The Two Flywheel Stages
Jun 17, 2025
Different seasons in the life of a company or organization ask different questions and require different leadership. I’ve been thinking a lot recently about two different stages in particular: building a flywheel and riding a flywheel.
It’s the difference between a manual gas pump from the early 20th century and the automatic gas pump of today. In the first, if you stop putting in the labor, everything stops. Think of it like a hand-crank car window from the ’80s or ’90s. In the second, you can lift the handle and walk away. Gas just keeps flowing.
Jim Collins famously talked about this concept in his monograph, “Turning the Flywheel,” and described the work of the flywheel this way: “Each turn builds upon previous work as you make a series of good decisions, supremely well executed, that compound one upon another.” Good creates good.
This image is so helpful. In my work with CEOs and their companies, I’ve noticed that the flywheel is the momentum and movement between customer, offering, and finances. These are three of the four checkpoints of a viable business, the anchor posts of the flywheel.
When you have customer, offering, and finance momentum, they feed on each other to keep each other going. And the leadership challenge of building a flywheel versus living in a flywheel is massive—not necessarily easier or harder, just different.
So, look at your company or organization and ask the brutally honest question: “Am I in a flywheel?”
Are you hand-cranking all the momentum, or does this thing feel like it’s moving faster than you can keep up with? Your answer will push you to different kinds of work.
If you’re building a flywheel, there’s a goal and a practice to keep in mind.
- The goal is to figure out product/offering fit. What’s the right size sandwich for a burger restaurant? What’s the right price for a hairstylist to charge? What level of communication encourages donors to give to my nonprofit or participants to keep contributing? You will never have momentum until you can figure out the fit between your product and your economics.
- The practice is to just ship it. Innovation is key to momentum. And from Silicon Valley to Seth Godin, the just ship it idea encourages you to stop ideating and try something to get real feedback. This will enable you to pivot quickly, and tinkering with your model is what gets you an eventual flywheel.
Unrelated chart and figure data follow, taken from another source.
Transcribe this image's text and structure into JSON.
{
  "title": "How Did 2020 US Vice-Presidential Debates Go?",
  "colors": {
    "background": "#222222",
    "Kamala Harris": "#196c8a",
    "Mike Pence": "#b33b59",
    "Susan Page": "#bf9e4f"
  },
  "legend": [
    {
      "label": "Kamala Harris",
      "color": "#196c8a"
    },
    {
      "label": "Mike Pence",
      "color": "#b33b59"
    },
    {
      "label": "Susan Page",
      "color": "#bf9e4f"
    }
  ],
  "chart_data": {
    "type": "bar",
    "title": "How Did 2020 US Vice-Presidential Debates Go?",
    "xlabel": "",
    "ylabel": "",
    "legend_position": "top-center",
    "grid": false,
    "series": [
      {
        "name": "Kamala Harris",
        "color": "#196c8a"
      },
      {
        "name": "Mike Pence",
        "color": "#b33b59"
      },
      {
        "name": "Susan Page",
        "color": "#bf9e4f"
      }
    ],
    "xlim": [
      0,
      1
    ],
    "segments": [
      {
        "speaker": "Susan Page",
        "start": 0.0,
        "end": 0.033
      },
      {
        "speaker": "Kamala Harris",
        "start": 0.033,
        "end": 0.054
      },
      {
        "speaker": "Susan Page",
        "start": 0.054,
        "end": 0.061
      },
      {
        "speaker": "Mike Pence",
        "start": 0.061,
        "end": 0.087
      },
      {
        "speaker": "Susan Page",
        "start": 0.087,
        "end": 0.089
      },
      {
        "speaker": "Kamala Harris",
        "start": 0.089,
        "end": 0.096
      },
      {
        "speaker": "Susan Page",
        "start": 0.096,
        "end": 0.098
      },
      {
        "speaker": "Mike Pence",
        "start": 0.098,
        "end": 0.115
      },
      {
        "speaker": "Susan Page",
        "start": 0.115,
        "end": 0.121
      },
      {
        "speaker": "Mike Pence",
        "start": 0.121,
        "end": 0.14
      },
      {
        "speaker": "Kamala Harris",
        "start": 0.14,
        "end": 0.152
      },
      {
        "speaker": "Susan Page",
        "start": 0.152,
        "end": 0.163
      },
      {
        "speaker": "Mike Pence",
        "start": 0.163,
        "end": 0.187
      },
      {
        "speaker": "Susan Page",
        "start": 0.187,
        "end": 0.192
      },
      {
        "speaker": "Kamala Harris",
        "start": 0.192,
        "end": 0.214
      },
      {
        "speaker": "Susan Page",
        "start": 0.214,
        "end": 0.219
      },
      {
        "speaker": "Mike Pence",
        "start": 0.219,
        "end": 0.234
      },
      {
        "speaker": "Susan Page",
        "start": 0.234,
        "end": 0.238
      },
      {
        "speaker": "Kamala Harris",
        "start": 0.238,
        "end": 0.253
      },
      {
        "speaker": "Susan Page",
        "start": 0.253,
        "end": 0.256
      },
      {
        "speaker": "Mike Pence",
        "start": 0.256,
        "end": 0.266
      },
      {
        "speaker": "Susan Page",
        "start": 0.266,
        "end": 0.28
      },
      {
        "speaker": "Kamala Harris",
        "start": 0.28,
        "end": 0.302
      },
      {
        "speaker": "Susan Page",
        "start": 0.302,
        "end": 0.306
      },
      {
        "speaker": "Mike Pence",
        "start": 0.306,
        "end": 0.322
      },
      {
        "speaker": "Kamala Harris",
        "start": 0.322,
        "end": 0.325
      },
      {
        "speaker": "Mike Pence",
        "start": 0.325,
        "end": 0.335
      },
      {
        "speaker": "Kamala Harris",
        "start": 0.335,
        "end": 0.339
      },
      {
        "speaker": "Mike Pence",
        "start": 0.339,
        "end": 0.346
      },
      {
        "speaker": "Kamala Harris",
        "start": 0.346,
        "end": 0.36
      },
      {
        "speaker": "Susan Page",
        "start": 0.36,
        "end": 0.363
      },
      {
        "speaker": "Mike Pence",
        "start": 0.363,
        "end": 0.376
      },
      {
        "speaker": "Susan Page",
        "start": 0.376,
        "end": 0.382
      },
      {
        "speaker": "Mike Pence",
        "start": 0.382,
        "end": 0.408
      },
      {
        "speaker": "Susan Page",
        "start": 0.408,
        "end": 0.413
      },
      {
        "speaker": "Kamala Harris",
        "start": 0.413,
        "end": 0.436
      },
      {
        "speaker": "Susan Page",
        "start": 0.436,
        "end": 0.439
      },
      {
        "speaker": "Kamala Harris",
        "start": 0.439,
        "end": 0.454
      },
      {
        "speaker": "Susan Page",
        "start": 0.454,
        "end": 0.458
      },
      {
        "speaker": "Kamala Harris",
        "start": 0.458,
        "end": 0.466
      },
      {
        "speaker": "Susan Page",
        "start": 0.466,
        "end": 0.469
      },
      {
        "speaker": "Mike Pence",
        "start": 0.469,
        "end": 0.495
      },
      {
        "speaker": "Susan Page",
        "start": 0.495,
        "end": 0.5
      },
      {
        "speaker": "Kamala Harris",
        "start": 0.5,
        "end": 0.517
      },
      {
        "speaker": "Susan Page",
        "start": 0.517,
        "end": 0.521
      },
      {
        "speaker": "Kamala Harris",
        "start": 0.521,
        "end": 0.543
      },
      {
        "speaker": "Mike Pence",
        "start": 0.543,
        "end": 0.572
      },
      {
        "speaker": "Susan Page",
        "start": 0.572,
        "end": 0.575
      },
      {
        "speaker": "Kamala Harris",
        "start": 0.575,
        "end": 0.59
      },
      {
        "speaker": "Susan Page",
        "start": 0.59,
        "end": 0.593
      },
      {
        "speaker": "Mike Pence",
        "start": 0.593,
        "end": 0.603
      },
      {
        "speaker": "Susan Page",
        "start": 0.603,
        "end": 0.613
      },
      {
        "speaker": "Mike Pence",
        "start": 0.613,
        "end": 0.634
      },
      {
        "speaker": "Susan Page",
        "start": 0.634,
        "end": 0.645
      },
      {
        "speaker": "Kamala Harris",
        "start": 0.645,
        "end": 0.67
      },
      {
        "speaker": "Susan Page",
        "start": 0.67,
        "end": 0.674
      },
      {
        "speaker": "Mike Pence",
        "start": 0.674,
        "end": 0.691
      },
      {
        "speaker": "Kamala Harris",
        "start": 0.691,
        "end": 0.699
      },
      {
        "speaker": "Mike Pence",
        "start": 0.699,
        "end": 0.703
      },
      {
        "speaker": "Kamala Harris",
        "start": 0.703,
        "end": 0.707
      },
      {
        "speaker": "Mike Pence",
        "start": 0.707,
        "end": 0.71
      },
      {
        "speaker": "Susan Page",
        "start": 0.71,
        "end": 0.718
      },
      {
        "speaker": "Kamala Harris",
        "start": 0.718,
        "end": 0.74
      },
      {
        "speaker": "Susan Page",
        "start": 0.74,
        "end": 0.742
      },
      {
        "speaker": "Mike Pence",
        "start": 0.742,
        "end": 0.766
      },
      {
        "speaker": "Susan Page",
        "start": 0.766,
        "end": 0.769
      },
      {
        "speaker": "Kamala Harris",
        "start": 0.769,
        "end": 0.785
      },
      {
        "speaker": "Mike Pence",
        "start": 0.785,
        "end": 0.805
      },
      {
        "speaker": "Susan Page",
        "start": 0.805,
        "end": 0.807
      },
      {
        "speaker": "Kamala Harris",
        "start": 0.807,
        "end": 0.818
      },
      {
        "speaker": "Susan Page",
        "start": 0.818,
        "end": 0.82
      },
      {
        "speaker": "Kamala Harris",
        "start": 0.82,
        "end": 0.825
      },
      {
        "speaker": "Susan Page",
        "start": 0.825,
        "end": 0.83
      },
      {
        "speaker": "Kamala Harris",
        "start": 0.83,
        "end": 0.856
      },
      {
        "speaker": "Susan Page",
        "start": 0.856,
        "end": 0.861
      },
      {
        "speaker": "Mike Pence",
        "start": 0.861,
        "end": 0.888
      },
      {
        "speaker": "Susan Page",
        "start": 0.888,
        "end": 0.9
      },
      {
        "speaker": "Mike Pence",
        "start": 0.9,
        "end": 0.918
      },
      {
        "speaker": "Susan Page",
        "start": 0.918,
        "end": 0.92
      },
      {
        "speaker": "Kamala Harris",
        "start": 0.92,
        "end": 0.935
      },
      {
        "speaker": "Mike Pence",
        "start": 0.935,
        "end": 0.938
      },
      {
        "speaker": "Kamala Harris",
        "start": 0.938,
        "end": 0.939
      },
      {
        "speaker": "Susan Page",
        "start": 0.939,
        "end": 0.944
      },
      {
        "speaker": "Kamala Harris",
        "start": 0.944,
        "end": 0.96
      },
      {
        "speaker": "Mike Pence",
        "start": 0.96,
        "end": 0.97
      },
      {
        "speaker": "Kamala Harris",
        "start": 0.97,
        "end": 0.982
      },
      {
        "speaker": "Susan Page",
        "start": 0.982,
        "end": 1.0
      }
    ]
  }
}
This means you’re balancing “planning” work and “doing” work. Constant evaluation, constant pivoting. As you do this, you build momentum and create the beginnings of a flywheel.
On the other hand, you may find yourself leading an organization that is living in the midst of a flywheel. If so, keep asking yourself two questions:
- What gauges should I monitor? What are the small things that, if they fail, will halt the whole operation? At Glad, a manufacturer of trash bags, operators keep a close eye on the belts that drive the massive machines because if even one belt wears and snaps, the whole process will come to a standstill. For a while.
- Can you add other flywheels? Bigger companies often add flywheels to flywheels. A team might become fatigued after running a flywheel for 20 years. Where can new ideas spin off, capture fresh momentum, and take some of the pressure off the existing flywheel without making it obsolete? (This adds its own challenge of keeping two teams at different stages of the flywheel life cycle running.)
Living in a flywheel is exhausting, but it can also be exhilarating. People love to ride a rocket. Momentum is fun. John Maxwell said, “Momentum solves 80% of your problems,” and I tend to agree.
As one tennis legend is supposed to have said, “Momentum is a cruel mistress. You’re either feeding her, or she’s leaving you.”
Flywheels work that way. They require immense effort and intentional focus to build—and just as much effort and focus to maintain. But the type of work changes. Figure out which one you need.